Una Volvo non deve più individuare da sola un pericolo per avvisare il guidatore. Connected Safety su EX60, EX90 ed ES90 riceve ora dati da altri veicoli e dall’infrastruttura stradale: il sistema segnala incidenti più avanti, animali di grandi dimensioni, cantieri e pedoni o ciclisti che compaiono improvvisamente su strade ad alta velocità. Ai già esistenti avvisi per fondo scivoloso e luci di emergenza accese si aggiungono ora questi quattro nuovi scenari.

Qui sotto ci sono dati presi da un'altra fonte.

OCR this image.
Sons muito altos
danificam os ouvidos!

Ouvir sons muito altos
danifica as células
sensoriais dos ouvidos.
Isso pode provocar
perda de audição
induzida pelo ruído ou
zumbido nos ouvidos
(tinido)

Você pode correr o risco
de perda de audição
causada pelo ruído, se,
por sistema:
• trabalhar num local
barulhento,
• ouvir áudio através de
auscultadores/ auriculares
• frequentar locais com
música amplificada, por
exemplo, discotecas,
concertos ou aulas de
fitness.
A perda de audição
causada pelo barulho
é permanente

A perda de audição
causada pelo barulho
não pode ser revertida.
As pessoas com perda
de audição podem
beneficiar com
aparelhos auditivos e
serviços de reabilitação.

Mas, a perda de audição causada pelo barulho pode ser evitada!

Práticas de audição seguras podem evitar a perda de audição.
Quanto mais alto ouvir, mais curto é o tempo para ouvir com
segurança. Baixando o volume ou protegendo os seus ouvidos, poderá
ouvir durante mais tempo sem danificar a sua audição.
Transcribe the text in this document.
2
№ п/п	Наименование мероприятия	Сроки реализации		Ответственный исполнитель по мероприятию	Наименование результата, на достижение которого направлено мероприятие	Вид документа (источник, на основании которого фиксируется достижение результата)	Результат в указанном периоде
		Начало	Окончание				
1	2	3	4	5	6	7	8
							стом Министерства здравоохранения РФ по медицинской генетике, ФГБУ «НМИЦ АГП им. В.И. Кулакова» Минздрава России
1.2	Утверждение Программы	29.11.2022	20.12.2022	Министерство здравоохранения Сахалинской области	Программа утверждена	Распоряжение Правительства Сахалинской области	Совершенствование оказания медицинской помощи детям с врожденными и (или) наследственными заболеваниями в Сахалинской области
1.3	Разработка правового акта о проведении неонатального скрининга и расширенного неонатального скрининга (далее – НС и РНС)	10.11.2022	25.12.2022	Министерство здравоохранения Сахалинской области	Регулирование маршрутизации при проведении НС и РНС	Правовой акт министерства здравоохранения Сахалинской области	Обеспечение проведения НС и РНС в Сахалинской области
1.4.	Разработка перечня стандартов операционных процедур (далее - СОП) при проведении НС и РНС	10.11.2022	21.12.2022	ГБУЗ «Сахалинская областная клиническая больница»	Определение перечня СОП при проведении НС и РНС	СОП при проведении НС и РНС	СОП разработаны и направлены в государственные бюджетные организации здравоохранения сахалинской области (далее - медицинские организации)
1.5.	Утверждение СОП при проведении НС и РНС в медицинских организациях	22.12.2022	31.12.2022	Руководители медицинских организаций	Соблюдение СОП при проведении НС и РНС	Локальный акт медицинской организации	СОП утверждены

Lo scambio di dati, peraltro, non riguarda solo le Volvo. La casa svedese richiama l’ecosistema europeo Data for Road Safety, che permette di far arrivare queste informazioni anche a veicoli di altri costruttori e ai centri nazionali di gestione del traffico. Secondo Volvo, Connected Safety è già attivo su oltre un milione delle sue auto.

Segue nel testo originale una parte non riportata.